О, Вован видел этот фильм! Еще в детстве он с трепетом  следил за всеми перипетиями в жизни лейтенанта Рипли, и никак не мог  дождаться, когда же, наконец, ее сожрут. А вот теперь, на-те вам,  получите: судя по всему, вот-вот сожрут именно его, Вована! Как его  вообще угораздило оказаться в этом чертовом фильме? А может, это все  долбаный сон? Или какой-нибудь козел на работе подсунул ему косяк, а он  не вкурил и скурил? Да что он, даун, что ли, не заметить такое? Хотя  после этой сумасшедшей ночи он и крокодила бы скурил, не заметив. Но  до чего же все-таки качественные глюки…

Вован протянул  пострадавшую конечность, желая потрогать завороживший его предмет,  начисто забыв о собственных изменениях в организме. Поэтому, два  когтистых пальца и третий обрубок, исходящий желтой парующей жидкостью,  явились для него неожиданностью. Не дотянувшись до заинтересовавшего его  объекта, Вован снова застыл, впадая в очередной ступор. Он даже не  осознал, что из его пасти вновь вылезла вторая челюсть, и ободряюще  щелкнув зубами, втянулась обратно, накапав вокруг кислотными слюнями, от которых на металлическом полу вскипели мелкие пузыри.

На  стене напротив яйца что-то завозилось и, словно в ответ на это  движение, «яйцо» тоже шевельнулось. Раскрылись бутоном четыре  лепестка и из-под них что-то попёрло.

Вован смотрел, как зачарованный, восхищаясь красотой момента, мысленно подгоняя малыша, готового вот-вот родиться.

Что-то  изменилось. В воздухе запахло приказом: – «Все к Королеве!» Вован,  вернее, уже Солдат, повел мордой в сторону скользнувшего мимо чужого.  Впрочем, какого чужого? Своего! Чавкнуло, и к стене пролетело небольшое,  но увесистое тело. Послышался короткий вскрик, тут же оборвавшийся  хрипом, и наступила блаженная тишина. Малыш родился… Все правильно.

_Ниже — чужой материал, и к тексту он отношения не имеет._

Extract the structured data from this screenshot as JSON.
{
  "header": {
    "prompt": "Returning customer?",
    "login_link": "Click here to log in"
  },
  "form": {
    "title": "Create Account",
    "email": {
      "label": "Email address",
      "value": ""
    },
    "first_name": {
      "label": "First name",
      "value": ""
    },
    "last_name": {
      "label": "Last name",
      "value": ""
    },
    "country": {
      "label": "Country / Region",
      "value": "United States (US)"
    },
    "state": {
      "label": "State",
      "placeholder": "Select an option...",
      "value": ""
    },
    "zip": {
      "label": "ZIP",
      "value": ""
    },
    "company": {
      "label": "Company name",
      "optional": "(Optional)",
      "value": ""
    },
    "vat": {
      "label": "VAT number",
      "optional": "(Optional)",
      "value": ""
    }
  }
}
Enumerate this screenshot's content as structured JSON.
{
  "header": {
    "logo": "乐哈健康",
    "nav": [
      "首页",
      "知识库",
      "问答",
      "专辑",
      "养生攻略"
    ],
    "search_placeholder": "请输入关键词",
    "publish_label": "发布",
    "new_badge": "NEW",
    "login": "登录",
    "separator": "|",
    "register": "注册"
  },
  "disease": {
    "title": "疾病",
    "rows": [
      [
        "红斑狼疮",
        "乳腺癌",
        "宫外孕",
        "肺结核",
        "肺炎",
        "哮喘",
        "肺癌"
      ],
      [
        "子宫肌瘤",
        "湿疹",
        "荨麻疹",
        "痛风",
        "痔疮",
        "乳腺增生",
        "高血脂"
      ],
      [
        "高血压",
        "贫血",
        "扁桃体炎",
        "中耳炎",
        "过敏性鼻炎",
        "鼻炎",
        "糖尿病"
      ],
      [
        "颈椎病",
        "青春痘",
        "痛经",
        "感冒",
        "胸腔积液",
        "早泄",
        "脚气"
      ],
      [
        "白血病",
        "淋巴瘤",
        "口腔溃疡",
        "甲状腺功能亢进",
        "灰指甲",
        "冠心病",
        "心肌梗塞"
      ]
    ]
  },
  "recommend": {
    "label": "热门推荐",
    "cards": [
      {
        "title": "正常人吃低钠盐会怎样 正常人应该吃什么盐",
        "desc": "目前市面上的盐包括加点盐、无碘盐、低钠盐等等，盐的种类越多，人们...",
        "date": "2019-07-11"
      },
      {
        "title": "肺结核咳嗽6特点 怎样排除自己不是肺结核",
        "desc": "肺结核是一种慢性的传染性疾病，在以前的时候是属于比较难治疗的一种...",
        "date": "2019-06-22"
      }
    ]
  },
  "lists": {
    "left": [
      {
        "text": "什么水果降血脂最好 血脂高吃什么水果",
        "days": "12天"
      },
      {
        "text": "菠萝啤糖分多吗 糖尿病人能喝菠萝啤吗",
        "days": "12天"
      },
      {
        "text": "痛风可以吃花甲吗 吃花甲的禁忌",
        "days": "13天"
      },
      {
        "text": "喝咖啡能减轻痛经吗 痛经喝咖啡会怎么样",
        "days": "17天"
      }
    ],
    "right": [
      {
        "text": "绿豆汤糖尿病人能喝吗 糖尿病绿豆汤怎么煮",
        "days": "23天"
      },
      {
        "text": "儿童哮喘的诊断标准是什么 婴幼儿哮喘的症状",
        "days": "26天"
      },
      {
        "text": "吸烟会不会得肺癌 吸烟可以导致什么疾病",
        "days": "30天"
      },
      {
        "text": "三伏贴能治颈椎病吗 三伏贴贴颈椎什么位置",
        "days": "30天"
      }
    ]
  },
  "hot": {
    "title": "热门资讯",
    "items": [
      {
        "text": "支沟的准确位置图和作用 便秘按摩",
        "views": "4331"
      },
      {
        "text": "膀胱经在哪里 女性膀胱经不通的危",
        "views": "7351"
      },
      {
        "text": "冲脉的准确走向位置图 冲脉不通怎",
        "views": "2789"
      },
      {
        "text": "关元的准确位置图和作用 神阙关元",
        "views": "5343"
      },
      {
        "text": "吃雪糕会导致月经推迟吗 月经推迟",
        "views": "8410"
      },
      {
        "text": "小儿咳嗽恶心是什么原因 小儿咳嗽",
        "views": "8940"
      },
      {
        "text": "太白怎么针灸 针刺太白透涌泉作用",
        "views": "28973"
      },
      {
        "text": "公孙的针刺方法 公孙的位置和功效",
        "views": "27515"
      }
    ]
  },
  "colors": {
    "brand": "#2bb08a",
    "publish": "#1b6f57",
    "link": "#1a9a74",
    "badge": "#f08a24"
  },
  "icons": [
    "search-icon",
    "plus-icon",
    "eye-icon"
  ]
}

В  тяжелую блестящую башку пришел короткий ментальный укол: его торопили –  у Королевы проблемы. Не задумываясь ни о чем, Солдат, слегка  прихрамывая, заскользил к точке сбора. Мелькали перегородки, шлюзы,  позади оставались тоннели, решетки, распятые, завернутые в коконы тела.  Солдат отлично знал, куда он должен идти. Становилось жарче. Откуда-то  всплыло – реактор совсем близко. Раздраженно дернув хвостом на ненужные  сочетания звуков в башке, монстр ускорился: приближалось не только  тепло, появились и новые звуки. Грохот, звонкие щелчки – опять  пронеслось: “Стреляют”. Возникшее невесть откуда чувство раздражало –  страх. Не за себя, за Королеву. Ментальный удар был неприятен – впереди  умирал кто-то из братьев. Донеслось что-то совсем уж непонятное:

– Одиннадцать минут, чтобы удалиться на минимально безопасное расстояние.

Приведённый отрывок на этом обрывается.